Estalactites, o som das gotas de água a bater na rocha... em plena cidade de Paris, o público pode agora deambular por uma gruta sem ter de descer ao subsolo.
A dois passos de Notre-Dame, o artista JR, especialista em colagens fotográficas em grande formato, «embrulhou» a Pont-Neuf para aí criar uma «Caverna».
A paisagem sonora foi criada pelo compositor de música eletrónica Thomas Bangalter, antigo membro do duo Daft Punk. A estrutura, com 120 m de comprimento, 20 m de largura e entre 12 e 18 m de altura, cobre toda a ponte. Objetivo: fazer desaparecer a cidade e transportar os transeuntes para longe da capital.
"É mesmo uma imersão absoluta, entre o som, a luz difusa e esta sensação simultânea de confinamento e, no fim de contas, de uma certa liberdade", conta Marie-Christine, que se deslocou de propósito para ver a obra de JR. Para Sébastien Depond, é o impacto visual que faz a diferença: "Temos a impressão de conseguir ver e até tocar nas estalactites".
Obra para atravessar
A visita à caverna faz-se a pé, sete dias por semana, 24 horas por dia.

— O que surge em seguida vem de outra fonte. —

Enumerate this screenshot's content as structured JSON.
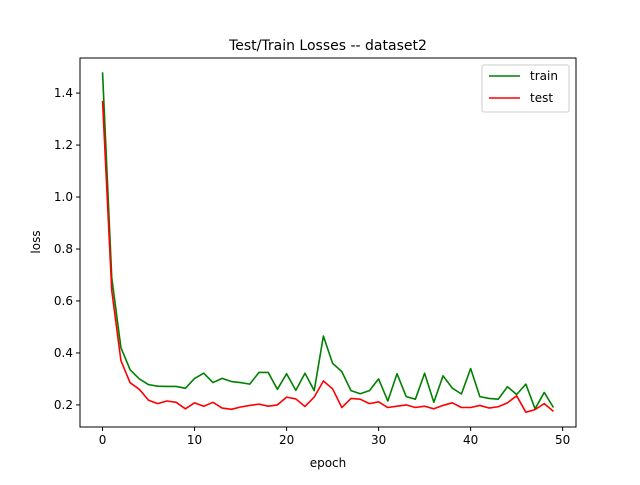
{
  "chart_data": {
    "type": "line",
    "title": "Test/Train Losses -- dataset2",
    "xlabel": "epoch",
    "ylabel": "loss",
    "xlim": [
      -2.45,
      51.45
    ],
    "ylim": [
      0.115,
      1.535
    ],
    "xticks": [
      0,
      10,
      20,
      30,
      40,
      50
    ],
    "yticks": [
      0.2,
      0.4,
      0.6,
      0.8,
      1.0,
      1.2,
      1.4
    ],
    "ytick_labels": [
      "0.2",
      "0.4",
      "0.6",
      "0.8",
      "1.0",
      "1.2",
      "1.4"
    ],
    "grid": false,
    "legend_position": "top-right",
    "x": [
      0,
      1,
      2,
      3,
      4,
      5,
      6,
      7,
      8,
      9,
      10,
      11,
      12,
      13,
      14,
      15,
      16,
      17,
      18,
      19,
      20,
      21,
      22,
      23,
      24,
      25,
      26,
      27,
      28,
      29,
      30,
      31,
      32,
      33,
      34,
      35,
      36,
      37,
      38,
      39,
      40,
      41,
      42,
      43,
      44,
      45,
      46,
      47,
      48,
      49
    ],
    "series": [
      {
        "name": "train",
        "color": "#008000",
        "values": [
          1.48,
          0.69,
          0.42,
          0.335,
          0.3,
          0.278,
          0.272,
          0.271,
          0.271,
          0.264,
          0.302,
          0.322,
          0.286,
          0.302,
          0.29,
          0.286,
          0.28,
          0.325,
          0.325,
          0.26,
          0.32,
          0.256,
          0.322,
          0.255,
          0.465,
          0.36,
          0.328,
          0.255,
          0.243,
          0.255,
          0.3,
          0.215,
          0.32,
          0.232,
          0.222,
          0.322,
          0.21,
          0.312,
          0.265,
          0.242,
          0.34,
          0.232,
          0.225,
          0.222,
          0.27,
          0.24,
          0.28,
          0.185,
          0.248,
          0.19
        ]
      },
      {
        "name": "test",
        "color": "#ff0000",
        "values": [
          1.37,
          0.64,
          0.37,
          0.285,
          0.26,
          0.218,
          0.205,
          0.215,
          0.21,
          0.185,
          0.208,
          0.195,
          0.21,
          0.188,
          0.183,
          0.192,
          0.198,
          0.203,
          0.195,
          0.2,
          0.23,
          0.223,
          0.194,
          0.23,
          0.292,
          0.262,
          0.19,
          0.225,
          0.222,
          0.205,
          0.212,
          0.19,
          0.195,
          0.2,
          0.19,
          0.195,
          0.185,
          0.198,
          0.208,
          0.19,
          0.19,
          0.198,
          0.188,
          0.193,
          0.208,
          0.235,
          0.172,
          0.182,
          0.205,
          0.175
        ]
      }
    ]
  }
}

Fica numa das principais artérias pedonais de Paris, entre o grande armazém La Samaritaine e o Hôtel de la Monnaie, e a dois passos da catedral de Notre-Dame.
"Estávamos apenas a passar por aqui e pensámos: 'Ah, isto parece interessante'", explica Fiona, uma turista alemã. "Também tinha visto alguns vídeos nas redes sociais, mas não viemos cá de propósito. Foi muito interessante atravessar este espaço e lembrar 'ah, pois, estou a caminhar sobre uma ponte'".
Em 1985, a Pont-Neuf já tinha sido envolvida em tecido. A obra do casal de artistas Christo e Jeanne-Claude, hoje falecidos, atraiu milhões de visitantes.
Abertura adiada por dez dias
A "Caverna" devia abrir a 6 de junho, até dia 28. Mas o estado do tempo ditou o contrário. Rajadas de vento fortes, acompanhadas de aguaceiros intensos, quatro dias antes da abertura, danificaram a estrutura. Vários cortes de grande dimensão no insuflável acabaram por adiar a abertura ao público.
"Em todos os meus projetos no espaço público, há mais de 25 anos, enfrentei sempre dificuldades enormes", explicou JR esta segunda-feira à AFP. "Muitas vezes era do outro lado do mundo, por isso as pessoas não se apercebiam. Agora é no coração da minha cidade, da nossa cidade, e por isso as pessoas puderam ver, a céu aberto, o estaleiro (de reconstrução) em plena praça pública".
Dez dias depois, a caverna está finalmente acessível, desta vez com sol, segundo a meteorologia. Mas o artista JR garante que, mesmo que as temperaturas subam, isso não será problema. "Fizemos testes durante a vaga de calor há duas semanas e a 'Caverna' esteve sempre 15 °C mais fresca do que o exterior. Portanto, funciona como uma verdadeira caverna, ou quase".